Safe and Sound

Capital Bank Corporation

Raleigh, NC
4
Star Rating
Capital Bank Corporation is a Raleigh, NC-based, FDIC-insured bank founded in 2010. The bank has equity of $1.38 billion on $10,101,534,000 in assets, according to June 30, 2017, regulatory filings.

Thanks to the work of 1,691 full-time employees in 197 offices in multiple states, the bank currently holds loans and leases worth $7.53 billion, $5.55 billion of which are for real estate. The bank currently holds $8.16 billion in deposits from U.S. customers.

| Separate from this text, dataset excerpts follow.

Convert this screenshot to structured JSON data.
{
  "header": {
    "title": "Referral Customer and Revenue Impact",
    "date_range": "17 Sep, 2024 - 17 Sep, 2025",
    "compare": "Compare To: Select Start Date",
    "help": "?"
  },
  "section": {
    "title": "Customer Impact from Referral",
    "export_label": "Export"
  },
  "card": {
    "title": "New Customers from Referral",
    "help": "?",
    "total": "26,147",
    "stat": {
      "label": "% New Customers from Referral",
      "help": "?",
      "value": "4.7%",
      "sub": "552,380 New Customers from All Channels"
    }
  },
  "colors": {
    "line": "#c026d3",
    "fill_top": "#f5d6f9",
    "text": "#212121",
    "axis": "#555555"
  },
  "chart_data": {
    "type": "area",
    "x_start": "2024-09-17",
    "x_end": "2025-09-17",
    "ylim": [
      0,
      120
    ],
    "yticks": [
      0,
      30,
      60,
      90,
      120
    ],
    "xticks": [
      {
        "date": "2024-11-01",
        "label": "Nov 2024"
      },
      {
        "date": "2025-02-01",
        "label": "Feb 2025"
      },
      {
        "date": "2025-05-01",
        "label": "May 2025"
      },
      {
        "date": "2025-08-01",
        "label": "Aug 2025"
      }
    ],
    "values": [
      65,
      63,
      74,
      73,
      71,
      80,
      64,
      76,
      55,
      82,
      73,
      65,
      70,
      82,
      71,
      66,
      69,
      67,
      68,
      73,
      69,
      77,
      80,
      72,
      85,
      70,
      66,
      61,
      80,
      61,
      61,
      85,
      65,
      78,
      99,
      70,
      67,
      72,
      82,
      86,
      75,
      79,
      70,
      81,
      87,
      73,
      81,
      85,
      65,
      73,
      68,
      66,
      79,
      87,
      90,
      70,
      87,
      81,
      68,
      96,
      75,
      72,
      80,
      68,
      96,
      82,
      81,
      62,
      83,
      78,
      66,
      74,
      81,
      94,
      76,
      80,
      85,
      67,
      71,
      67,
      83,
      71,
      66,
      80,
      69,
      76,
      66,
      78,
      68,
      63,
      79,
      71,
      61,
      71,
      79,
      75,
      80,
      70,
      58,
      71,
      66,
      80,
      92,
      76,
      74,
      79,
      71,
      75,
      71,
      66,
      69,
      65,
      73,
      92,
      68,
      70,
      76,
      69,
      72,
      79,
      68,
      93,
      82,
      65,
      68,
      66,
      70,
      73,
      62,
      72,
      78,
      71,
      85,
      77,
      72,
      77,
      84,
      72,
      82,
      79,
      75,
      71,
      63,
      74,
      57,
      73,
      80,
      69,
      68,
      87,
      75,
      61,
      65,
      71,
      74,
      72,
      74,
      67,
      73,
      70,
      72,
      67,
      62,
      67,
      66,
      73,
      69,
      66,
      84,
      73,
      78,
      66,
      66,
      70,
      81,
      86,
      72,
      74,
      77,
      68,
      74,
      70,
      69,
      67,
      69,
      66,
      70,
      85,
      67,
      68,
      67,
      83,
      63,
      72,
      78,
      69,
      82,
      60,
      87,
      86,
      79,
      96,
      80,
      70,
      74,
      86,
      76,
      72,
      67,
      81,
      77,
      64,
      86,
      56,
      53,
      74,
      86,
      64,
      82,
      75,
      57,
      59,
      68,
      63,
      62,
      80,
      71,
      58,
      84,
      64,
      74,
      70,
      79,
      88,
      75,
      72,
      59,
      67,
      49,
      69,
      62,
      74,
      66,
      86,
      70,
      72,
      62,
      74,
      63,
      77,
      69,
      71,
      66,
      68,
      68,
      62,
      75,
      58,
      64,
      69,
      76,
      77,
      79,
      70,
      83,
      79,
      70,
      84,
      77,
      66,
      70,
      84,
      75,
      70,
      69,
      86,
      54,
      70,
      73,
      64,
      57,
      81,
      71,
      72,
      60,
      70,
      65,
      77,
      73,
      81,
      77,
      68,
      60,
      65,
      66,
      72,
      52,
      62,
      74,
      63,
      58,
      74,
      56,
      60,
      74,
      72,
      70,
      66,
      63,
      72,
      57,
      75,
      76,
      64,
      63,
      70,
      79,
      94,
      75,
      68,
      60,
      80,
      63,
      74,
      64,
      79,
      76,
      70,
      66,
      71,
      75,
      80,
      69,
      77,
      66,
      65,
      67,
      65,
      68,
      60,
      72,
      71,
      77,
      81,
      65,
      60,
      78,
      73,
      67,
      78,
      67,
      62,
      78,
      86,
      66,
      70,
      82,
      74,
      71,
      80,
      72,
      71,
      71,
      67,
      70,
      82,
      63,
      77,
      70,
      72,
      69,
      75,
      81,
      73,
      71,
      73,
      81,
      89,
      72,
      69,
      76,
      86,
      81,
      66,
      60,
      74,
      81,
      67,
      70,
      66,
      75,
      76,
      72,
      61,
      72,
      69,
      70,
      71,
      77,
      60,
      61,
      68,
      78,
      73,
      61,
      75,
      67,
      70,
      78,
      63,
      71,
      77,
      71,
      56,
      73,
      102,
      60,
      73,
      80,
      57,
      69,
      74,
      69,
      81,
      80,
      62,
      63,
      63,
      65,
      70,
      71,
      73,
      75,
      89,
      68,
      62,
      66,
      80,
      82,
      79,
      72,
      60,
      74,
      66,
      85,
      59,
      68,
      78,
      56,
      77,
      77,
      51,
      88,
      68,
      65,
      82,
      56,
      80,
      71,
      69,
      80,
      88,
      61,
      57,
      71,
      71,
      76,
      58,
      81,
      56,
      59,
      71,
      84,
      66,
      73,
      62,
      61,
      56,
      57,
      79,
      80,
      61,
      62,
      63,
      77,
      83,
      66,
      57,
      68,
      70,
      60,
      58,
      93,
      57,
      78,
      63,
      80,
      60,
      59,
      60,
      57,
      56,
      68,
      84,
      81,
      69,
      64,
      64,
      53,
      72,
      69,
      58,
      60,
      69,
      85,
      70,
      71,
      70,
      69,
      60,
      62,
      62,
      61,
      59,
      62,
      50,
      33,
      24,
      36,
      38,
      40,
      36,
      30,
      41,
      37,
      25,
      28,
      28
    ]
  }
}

Overall, Bankrate believes that, as of June 30, 2017, Capital Bank Corporation exhibited a good condition, earning 4 out of 5 stars for safety and soundness. Keep reading for a look at how the bank faired on the three important criteria Bankrate used to score American banks.

WHAT IS
SAFE AND SOUND?

Find out

THE INSTITUTION'S SCORE

Capital Score

When it comes to measuring an an institution's financial fortitude, capital is essential. It acts as a bulwark against losses and provides protection for accountholders when a bank is struggling financially. From a safety and soundness perspective, the higher the capital, the better.
Capital Bank Corporation scored above the national average of 13.38 points on our test to measure the adequacy of a bank's capital, scoring 14 out of a possible 30 points.

A bank's Tier 1 capital ratio is a commonly used measure of this buffer. Capital Bank Corporation's Tier 1 capital ratio was 12.52 percent, higher than the 6 percent level considered adequate by regulators, but less than the national average of 25.16 percent. A higher capital ratio suggests the bank will be better able to weather economic headwinds.

Overall, Capital Bank Corporation held equity amounting to 13.62 percent of its assets, which exceeded the national average of 12.10 percent.

Asset Quality Score

In this test, Bankrate tries to determine the impact of problem assets, such as unpaid loans, on the bank's reserves set aside to cover loan losses, as well as overall capitalization.

Having lots of these kinds of assets suggests a bank may have to use capital to absorb losses, decreasing its equity cushion. It also means that there are likely to be many assets that are in non-accrual status and thus aren't earning money, resulting in depressed earnings and potentially more risk of a failure in the future.

On Bankrate's test of asset quality, Capital Bank Corporation scored 36 out of a possible 40 points, less than the national average of 37.62 points.

The percentage of problem assets a bank holds compared to its total assets is a widely used indicator of asset quality.As of June 30, 2017, 0.32 percent of Capital Bank Corporation's loans were noncurrent -- in other words, they were more than 90 days past due or were in non-accrual status. That's below the national average of 1.04 percent.

Banks keep a reserve known as an "allowance for loan and lease losses" to deal with troubled assets . Comparing the that reserve's size to the total amount of at-risk loans can be a helpful indicator when evaluating a bank's ability to manage problem assets. Unfortunately, the FDIC did not provide information on Capital Bank Corporation's loan loss allowance in its most recent filings.

Earnings score

A bank's profitability affects its long-term survivability. A bank can retain its earnings, expanding its capital cushion, or use them to deal with problematic loans, likely making the bank better prepared to withstand economic shocks. Obviously, banks that are losing money have less ability to do those things.

Capital Bank Corporation underperformed the average on Bankrate's test of earnings, achieving a score of 16 out of a possible 30.

Return on equity, calculated by dividing net income (essentially, profit) by the total amount of equity, is one widely used measure of a bank's earnings. The most recent annualized quarterly return on equity for Capital Bank Corporation was 7.28 percent, below the national average of 9.28 percent.

The bank reported net income of $49.3 million on total equity of $1.38 billion for the twelve months ended June 30, 2017. The bank experienced an annualized return on average assets, or ROA, of 0.98 percent, below the 1 percent deemed satisfactory in accordance with industry standards and below the average for U.S. banks of 1.14 percent.

WHAT IS SAFE & SOUND?

Bankrate.com's Safe & Sound Ratings provide a star rating system to evaluate the current financial status of financial institutions. The information gathered about banks, credit unions and thrifts is updated as set forth in the Terms of Use of Safe & Sound Ratings and Reports. The Safe & Sound Ratings information is grouped by categories of banks, thrifts and credit unions.

Scoring methodology

Bankrate.com evaluates the financial condition of institutions and assigns a one- to five-star rating for each with five stars representing the highest rating. Institutions with satisfactory performance will generally receive a rating of three or more stars. The majority of institutions fall into the three- to four-star range. An institution with an "NR" rating may be too new to rate or may have limited the publicly available information in their regulatory filings. The "NR" is not an indication of financial strength or weakness. The Safe & Sound rating is believed to be reliable, but the information is not guaranteed. In addition, events since the information was collected may have altered the institution's financial condition.